Spring
(just)
So eventually the rain stopped (at least for a while), the ground started to dry and although the wind was bitterly cold we could start to consider Spring.
It is always a busy time and, as the soil temperature slowly rises, we can begin to think about planting. Ideally we are looking for a soil temperature of around 7-10°C. Ultimately, having done this for a while, I find myself fantasising about the perfect combination of soil temperature, some rainfall and, of course, sunlight. I know I need to get out more.
So much of farming is about what you think the weather is going to do rather than what it is doing now. Climate change has made this gamble harder and the odds can be tipped against us much more easily. There is nothing quite as depressing as planting expensive seed during a warm, showery week with a good forecast, only for the weather to instantly turn dry and cold.

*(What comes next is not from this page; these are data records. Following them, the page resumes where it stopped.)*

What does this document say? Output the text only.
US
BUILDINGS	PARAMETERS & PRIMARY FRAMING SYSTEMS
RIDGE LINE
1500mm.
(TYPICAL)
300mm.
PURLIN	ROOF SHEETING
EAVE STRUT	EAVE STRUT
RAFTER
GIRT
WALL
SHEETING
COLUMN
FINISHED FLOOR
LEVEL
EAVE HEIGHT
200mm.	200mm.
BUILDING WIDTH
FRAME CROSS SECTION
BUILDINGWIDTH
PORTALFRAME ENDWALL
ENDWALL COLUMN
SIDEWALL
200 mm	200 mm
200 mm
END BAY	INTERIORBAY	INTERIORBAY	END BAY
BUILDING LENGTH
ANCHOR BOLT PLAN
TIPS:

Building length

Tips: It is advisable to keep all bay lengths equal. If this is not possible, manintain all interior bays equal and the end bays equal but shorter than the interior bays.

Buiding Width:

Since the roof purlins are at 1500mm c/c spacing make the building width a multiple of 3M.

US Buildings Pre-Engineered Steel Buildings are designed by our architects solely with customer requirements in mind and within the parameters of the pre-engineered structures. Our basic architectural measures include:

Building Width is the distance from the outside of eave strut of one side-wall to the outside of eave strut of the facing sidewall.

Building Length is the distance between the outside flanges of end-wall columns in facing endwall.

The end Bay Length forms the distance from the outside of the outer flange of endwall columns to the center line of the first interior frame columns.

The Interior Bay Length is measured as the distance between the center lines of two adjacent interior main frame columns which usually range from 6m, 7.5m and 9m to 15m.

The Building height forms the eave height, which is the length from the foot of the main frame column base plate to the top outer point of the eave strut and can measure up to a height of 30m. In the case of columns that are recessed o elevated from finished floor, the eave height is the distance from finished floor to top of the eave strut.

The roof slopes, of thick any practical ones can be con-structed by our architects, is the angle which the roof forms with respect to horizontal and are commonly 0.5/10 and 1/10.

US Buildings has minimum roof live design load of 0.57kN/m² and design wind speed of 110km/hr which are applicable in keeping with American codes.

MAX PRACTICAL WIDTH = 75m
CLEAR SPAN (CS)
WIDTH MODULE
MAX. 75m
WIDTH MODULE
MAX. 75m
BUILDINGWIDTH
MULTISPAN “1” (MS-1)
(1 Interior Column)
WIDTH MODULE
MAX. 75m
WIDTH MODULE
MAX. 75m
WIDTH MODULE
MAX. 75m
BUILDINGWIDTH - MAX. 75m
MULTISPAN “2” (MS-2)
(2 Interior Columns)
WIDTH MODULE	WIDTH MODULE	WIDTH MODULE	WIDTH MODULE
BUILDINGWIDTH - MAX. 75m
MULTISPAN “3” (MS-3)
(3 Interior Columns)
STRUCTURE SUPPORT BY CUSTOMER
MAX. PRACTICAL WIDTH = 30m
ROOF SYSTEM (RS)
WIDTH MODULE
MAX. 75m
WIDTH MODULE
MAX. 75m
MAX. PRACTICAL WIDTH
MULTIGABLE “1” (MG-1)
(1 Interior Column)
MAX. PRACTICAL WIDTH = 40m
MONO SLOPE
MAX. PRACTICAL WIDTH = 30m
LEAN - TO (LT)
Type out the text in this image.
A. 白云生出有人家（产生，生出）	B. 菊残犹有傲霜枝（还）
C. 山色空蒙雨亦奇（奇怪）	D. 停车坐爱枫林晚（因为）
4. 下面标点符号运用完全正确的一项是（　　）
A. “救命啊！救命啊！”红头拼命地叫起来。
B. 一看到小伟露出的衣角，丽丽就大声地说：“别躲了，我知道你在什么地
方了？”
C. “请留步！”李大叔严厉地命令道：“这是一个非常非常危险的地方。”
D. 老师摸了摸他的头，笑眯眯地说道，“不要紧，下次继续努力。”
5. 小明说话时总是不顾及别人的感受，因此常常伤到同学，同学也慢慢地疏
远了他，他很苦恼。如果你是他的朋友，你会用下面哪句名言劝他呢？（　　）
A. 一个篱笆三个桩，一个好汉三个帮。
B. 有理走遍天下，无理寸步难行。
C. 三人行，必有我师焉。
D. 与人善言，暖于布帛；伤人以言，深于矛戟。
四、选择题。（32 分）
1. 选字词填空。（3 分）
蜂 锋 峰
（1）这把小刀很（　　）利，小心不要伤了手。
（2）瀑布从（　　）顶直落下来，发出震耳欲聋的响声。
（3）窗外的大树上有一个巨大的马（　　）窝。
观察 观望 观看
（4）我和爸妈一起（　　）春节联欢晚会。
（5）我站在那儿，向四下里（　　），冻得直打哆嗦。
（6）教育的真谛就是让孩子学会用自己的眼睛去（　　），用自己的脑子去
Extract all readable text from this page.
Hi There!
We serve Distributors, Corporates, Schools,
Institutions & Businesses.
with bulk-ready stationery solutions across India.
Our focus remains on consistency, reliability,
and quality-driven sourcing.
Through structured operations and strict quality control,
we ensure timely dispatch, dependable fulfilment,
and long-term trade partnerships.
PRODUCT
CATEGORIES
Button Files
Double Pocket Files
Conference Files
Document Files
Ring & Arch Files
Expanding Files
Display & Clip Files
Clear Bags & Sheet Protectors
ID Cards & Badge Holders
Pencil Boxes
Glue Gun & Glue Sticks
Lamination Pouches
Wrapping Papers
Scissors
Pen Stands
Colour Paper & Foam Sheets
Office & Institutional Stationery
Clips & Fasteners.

If that happens - and it frequently does - then if the seed hasn’t started to germinate it will generally just sit there and wait. But if the process has already started during the good weather then it will likely perish and we end up with a patchy crop or, in extreme circumstances, back at square one again - a geographical location I am very familiar with.
To me the evidence of climate change is overwhelming. When I compare much of my lifetime experience of better defined seasons and a generally temperate climate against the almost unpredictable blur of more extreme and ever-changing weather patterns we experience now, then growing anything becomes much more of a lottery.
There is a desire inside any farmer to get it right - to grow something, whatever that might be, that you can be proud of. And when it doesn’t go your way, the strength to pick yourself up, dust yourself off and start again is an integral part of the DNA of farmers everywhere.
I salute them.
P.S. A big shout out to Leonard
A neighbouring farmer in his eighties doing what he has done all is life, getting up the hill is harder, even with the benefit of new hips and knees but it’s lambing and there is work to be done and it won’t wait.